What we are finding is that developers have been granted planning permission for hundreds of houses on the basis that they will provide a crèche in the development. People buy their houses, and spend a lot of money on them, with the promise that there will be a crèche on their doorstep. What is happening is that the second phase of a development might have to go to An Bord Pleanála and the requirement for a crèche is being taken out at An Bord Pleanála level, or at local authority level.Instead, a proposal for more and denser housing provision is submitted and, suddenly, the community is without the childcare facility it expected to have. When that happens three or four times in a small area, it becomes a real crisis. It is something I have faced personally, as have neighbours of mine. It is upsetting for parents to discover that there is no childcare facility to which they can send their children. This is an ongoing crisis and it is creating all sorts of problems. In the case of large-scale developments which might consist of up to four phases, what is happening is that the provision of a crèche is postponed until the last phase, which may be many years after the first phase was built.
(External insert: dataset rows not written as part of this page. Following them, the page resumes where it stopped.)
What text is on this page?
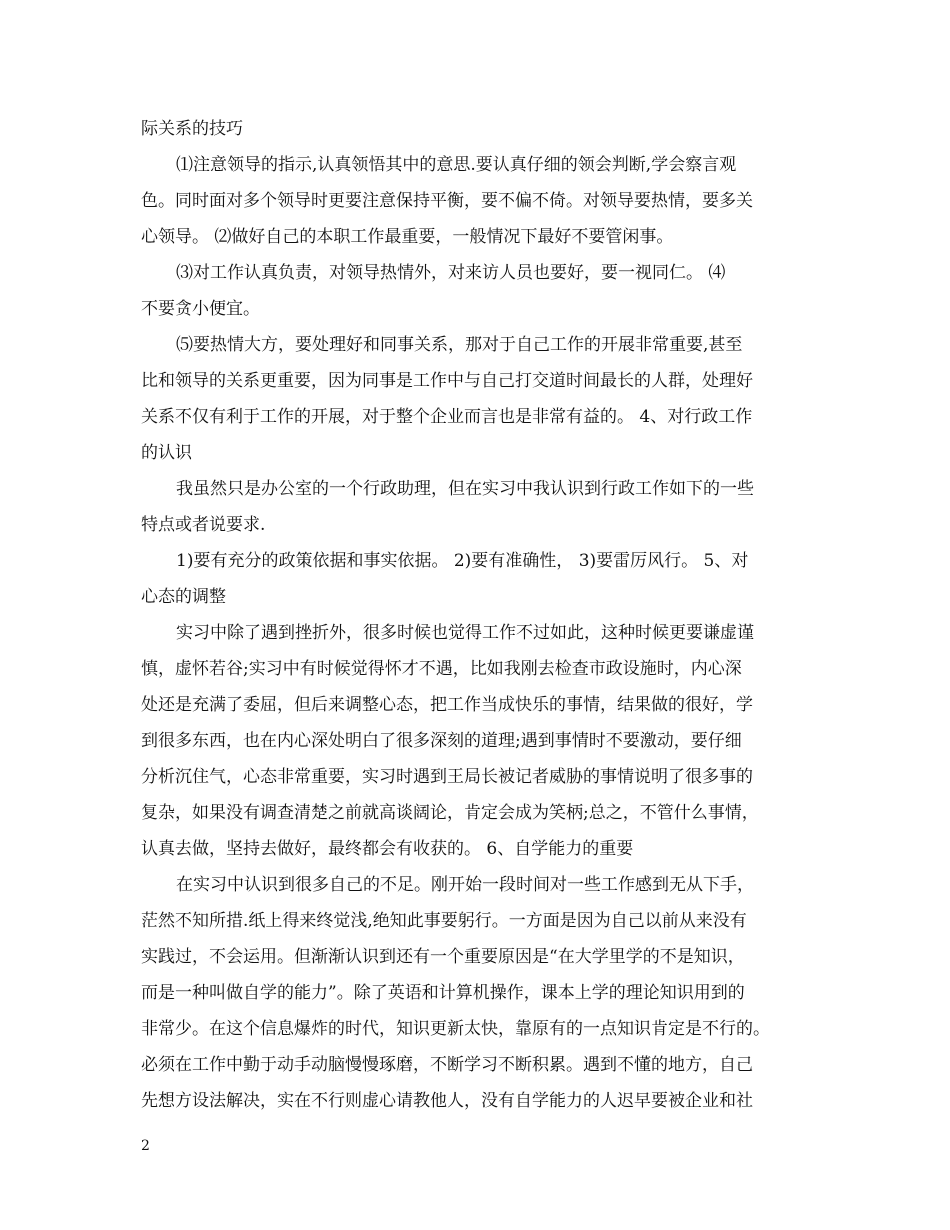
际关系的技巧
⑴注意领导的指示,认真领悟其中的意思.要认真仔细的领会判断,学会察言观
色。同时面对多个领导时更要注意保持平衡，要不偏不倚。对领导要热情，要多关
心领导。 ⑵做好自己的本职工作最重要，一般情况下最好不要管闲事。
⑶对工作认真负责，对领导热情外，对来访人员也要好，要一视同仁。 ⑷
不要贪小便宜。
⑸要热情大方，要处理好和同事关系，那对于自己工作的开展非常重要,甚至
比和领导的关系更重要，因为同事是工作中与自己打交道时间最长的人群，处理好
关系不仅有利于工作的开展，对于整个企业而言也是非常有益的。 4、对行政工作
的认识
我虽然只是办公室的一个行政助理，但在实习中我认识到行政工作如下的一些
特点或者说要求.
1)要有充分的政策依据和事实依据。 2)要有准确性， 3)要雷厉风行。 5、对
心态的调整
实习中除了遇到挫折外，很多时候也觉得工作不过如此，这种时候更要谦虚谨
慎，虚怀若谷;实习中有时候觉得怀才不遇，比如我刚去检查市政设施时，内心深
处还是充满了委屈，但后来调整心态，把工作当成快乐的事情，结果做的很好，学
到很多东西，也在内心深处明白了很多深刻的道理;遇到事情时不要激动，要仔细
分析沉住气，心态非常重要，实习时遇到王局长被记者威胁的事情说明了很多事的
复杂，如果没有调查清楚之前就高谈阔论，肯定会成为笑柄;总之，不管什么事情，
认真去做，坚持去做好，最终都会有收获的。 6、自学能力的重要
在实习中认识到很多自己的不足。刚开始一段时间对一些工作感到无从下手，
茫然不知所措.纸上得来终觉浅,绝知此事要躬行。一方面是因为自己以前从来没有
实践过，不会运用。但渐渐认识到还有一个重要原因是“在大学里学的不是知识，
而是一种叫做自学的能力”。除了英语和计算机操作，课本上学的理论知识用到的
非常少。在这个信息爆炸的时代，知识更新太快，靠原有的一点知识肯定是不行的。
必须在工作中勤于动手动脑慢慢琢磨，不断学习不断积累。遇到不懂的地方，自己
先想方设法解决，实在不行则虚心请教他人，没有自学能力的人迟早要被企业和社
2
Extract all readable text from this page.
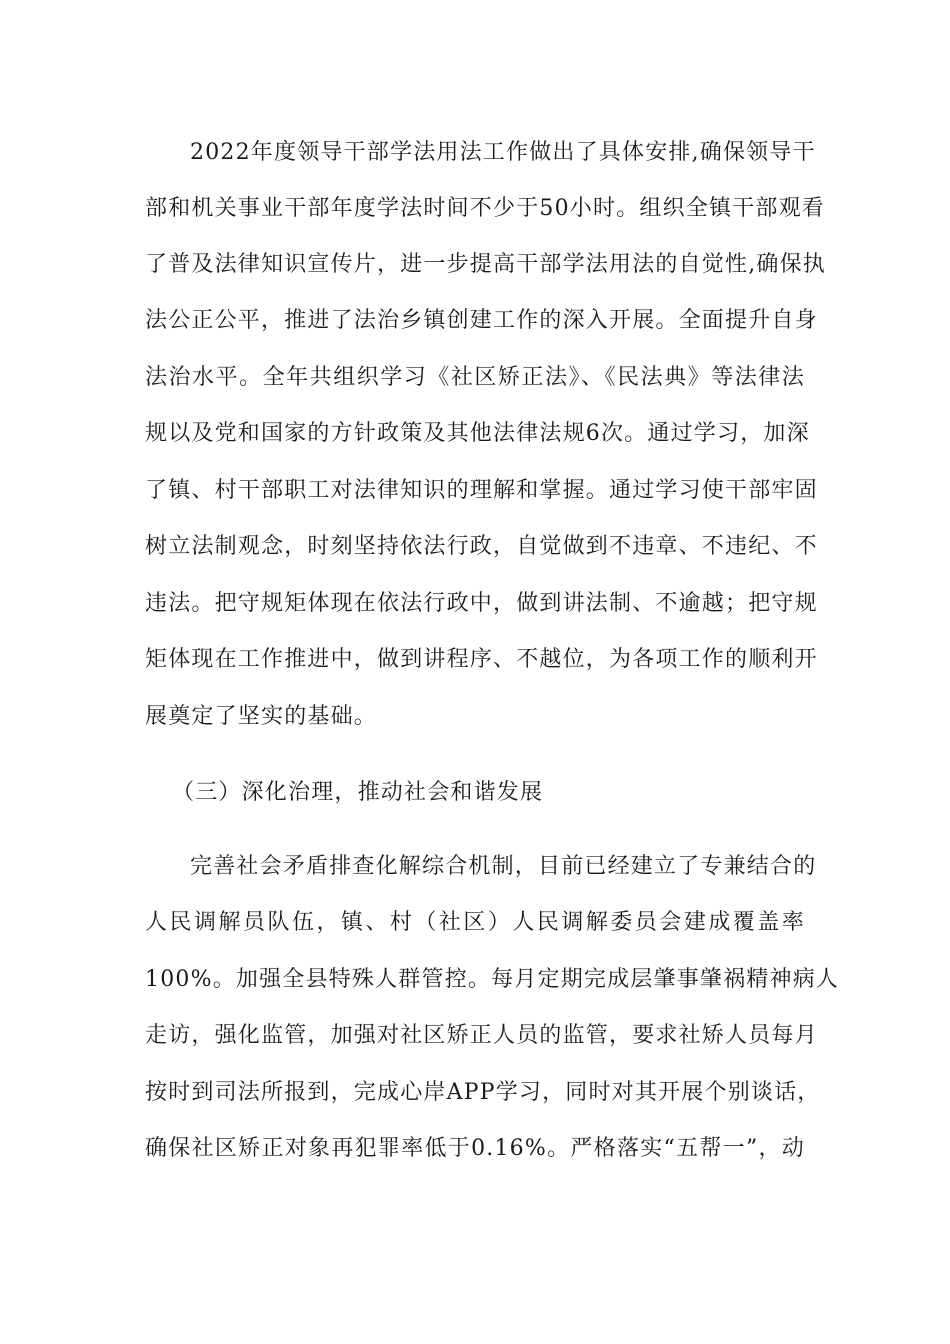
2022年度领导干部学法用法工作做出了具体安排,确保领导干
部和机关事业干部年度学法时间不少于50小时。组织全镇干部观看
了普及法律知识宣传片，进一步提高干部学法用法的自觉性,确保执
法公正公平，推进了法治乡镇创建工作的深入开展。全面提升自身
法治水平。全年共组织学习《社区矫正法》、《民法典》等法律法
规以及党和国家的方针政策及其他法律法规6次。通过学习，加深
了镇、村干部职工对法律知识的理解和掌握。通过学习使干部牢固
树立法制观念，时刻坚持依法行政，自觉做到不违章、不违纪、不
违法。把守规矩体现在依法行政中，做到讲法制、不逾越；把守规
矩体现在工作推进中，做到讲程序、不越位，为各项工作的顺利开
展奠定了坚实的基础。
（三）深化治理，推动社会和谐发展
完善社会矛盾排查化解综合机制，目前已经建立了专兼结合的
人民调解员队伍，镇、村（社区）人民调解委员会建成覆盖率
100%。加强全县特殊人群管控。每月定期完成层肇事肇祸精神病人
走访，强化监管，加强对社区矫正人员的监管，要求社矫人员每月
按时到司法所报到，完成心岸APP学习，同时对其开展个别谈话，
确保社区矫正对象再犯罪率低于0.16%。严格落实“五帮一”，动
In some instances, when the final stage is reached, the builders do not bother to build the crèche and instead leave a small part of the site on which nothing is constructed. By that stage, they have sold 600 or 700 houses on the promise of there being an on-site crèche.

I have an example of this type of thing in Donabate, where planning permission for a development was granted on the basis that a crèche would be provided. The builders have now gone back to Fingal County Council and applied for a change-of-use permission that would allow them to construct two more houses instead of the crèche. When Councillor Adrian Henchy and I arranged a public meeting to discuss the change, there was great interest from families outraged that this was happening. Following that successful meeting, more than 30 submissions were submitted locally to the council and a decision in the case is pending. The developer argued that there was no local demand for a crèche, in response to which we clearly proved there was such demand. The developer also claimed to have been unable to find any local provider willing to offer a childcare service from the proposed crèche. In fact, there are plenty of local providers who are interested in running a crèche from the building if and when it is built. As it emerged, what the developer actually wants is to sell the building for €1 million. The developer simply does not want to rent it for a ten-year term to anybody willing to avail of it to provide a childcare service to people in the village.

Will the Minister of State convey to the Minister, Deputy Zappone, the urgent need for her to get involved, through the local childcare committees, in the planning process? She needs to make submissions to Fingal County Council and, on behalf of communities, to An Bord Pleanála. Parents of young children in the area are already flat to the washers trying to work, provide a home and pay mortgages and other bills. We cannot leave it to them to fight for these essential community facilities. We need the Minister to get on board. All the schemes and reform measures in the world are of little use if we do not have the necessary physical infrastructure in growing and emerging communities and if we allow developers to lead the development of communities to the detriment of families. I could talk forever about the gender pay gap, the glass ceiling and the stress caused to families by the lack of childcare provision, but the Cathaoirleach has indicated that my time is up. I urge the Minister of State to take the message to the Minister that we need her to engage actively in the planning process.